O dólar comercial encerrou a sessão em queda de 0,77%, cotado a R$ 5,2720 para venda, na semana, a moeda norte- americana registrou alta de 0,84%. A tendência para os últimos cinco pregões era de queda para a divisa, porém, dados de inflação nos Estados Unidos divulgados nesse período acabou colocando um temor nos investidores sobre o aperto monetário no país, trazendo aversão ao risco.
Fora esse acontecimento, as economias emergentes e países exportadores de commodities apresentavam tendência de valorização de suas moedas diante do dólar comercial, mostrando que os investidores estavam com maior apetite ao risco. No Brasil, ainda tivemos um adendo, que foi a Comissão Parlamentar de Inquérito (CPI) da pandemia no Senado, com os depoimentos de pessoas importantes do governo, como ex-ministros, e também de empresas.

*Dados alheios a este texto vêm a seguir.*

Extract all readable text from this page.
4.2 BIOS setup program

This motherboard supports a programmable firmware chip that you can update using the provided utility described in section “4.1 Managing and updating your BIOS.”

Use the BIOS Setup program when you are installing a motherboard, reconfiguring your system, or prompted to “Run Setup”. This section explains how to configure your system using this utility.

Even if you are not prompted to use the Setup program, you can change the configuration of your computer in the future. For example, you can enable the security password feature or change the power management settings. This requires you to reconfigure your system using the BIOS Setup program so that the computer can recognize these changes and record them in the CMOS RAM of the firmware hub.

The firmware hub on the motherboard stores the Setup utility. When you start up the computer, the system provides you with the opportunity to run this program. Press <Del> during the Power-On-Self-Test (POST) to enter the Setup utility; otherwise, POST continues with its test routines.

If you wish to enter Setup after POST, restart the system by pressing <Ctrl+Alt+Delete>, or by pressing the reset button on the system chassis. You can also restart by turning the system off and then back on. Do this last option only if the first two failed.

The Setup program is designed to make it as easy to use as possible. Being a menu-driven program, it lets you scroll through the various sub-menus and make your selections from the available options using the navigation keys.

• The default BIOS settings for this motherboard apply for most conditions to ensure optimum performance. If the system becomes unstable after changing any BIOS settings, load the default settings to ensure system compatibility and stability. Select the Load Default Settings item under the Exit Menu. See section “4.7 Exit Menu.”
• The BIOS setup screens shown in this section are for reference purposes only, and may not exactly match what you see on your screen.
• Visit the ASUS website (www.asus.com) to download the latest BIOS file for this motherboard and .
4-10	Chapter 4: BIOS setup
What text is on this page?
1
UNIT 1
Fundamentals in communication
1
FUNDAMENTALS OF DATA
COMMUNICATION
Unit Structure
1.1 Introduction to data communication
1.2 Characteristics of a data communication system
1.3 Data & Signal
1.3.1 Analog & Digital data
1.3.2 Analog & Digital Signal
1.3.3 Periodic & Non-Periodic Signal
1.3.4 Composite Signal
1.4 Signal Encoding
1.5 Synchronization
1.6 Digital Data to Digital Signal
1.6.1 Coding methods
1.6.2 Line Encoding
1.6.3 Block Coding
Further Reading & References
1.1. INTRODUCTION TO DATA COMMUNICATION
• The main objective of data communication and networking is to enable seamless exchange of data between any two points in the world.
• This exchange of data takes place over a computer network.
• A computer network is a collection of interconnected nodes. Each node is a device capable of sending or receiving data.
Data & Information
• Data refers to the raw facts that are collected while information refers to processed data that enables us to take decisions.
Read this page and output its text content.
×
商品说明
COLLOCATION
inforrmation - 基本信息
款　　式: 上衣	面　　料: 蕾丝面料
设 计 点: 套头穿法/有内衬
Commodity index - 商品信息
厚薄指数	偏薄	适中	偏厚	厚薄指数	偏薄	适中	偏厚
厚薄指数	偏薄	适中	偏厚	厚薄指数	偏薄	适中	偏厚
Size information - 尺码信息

Em seu boletim matinal, o Bradesco lembra que os investidores devem seguir atentos e tomando decisões pensando no cenário de inflação nos Estados Unidos. Os investidores estão em busca de indícios de superaquecimento da economia que sejam capazes de indicar quando o Federal Reserve (Fed, o banco central norte-americano) começará a retirar o alívio monetário.
“Lá fora o dólar perde de seus pares e das moedas emergentes e ligadas as commodities, com destaque para o peso mexicano”, observou a equipe da Correparti Corretora de Câmbio em comentário matinal.
Ainda na primeira hora de sessão, o dólar recuperou temporariamente parte do terreno perdido depois da divulgação dos dados de vendas no varejo e preços de importação nos Estados Unidos, mas depois a queda se acentuou acompanhando os mercados internacionais.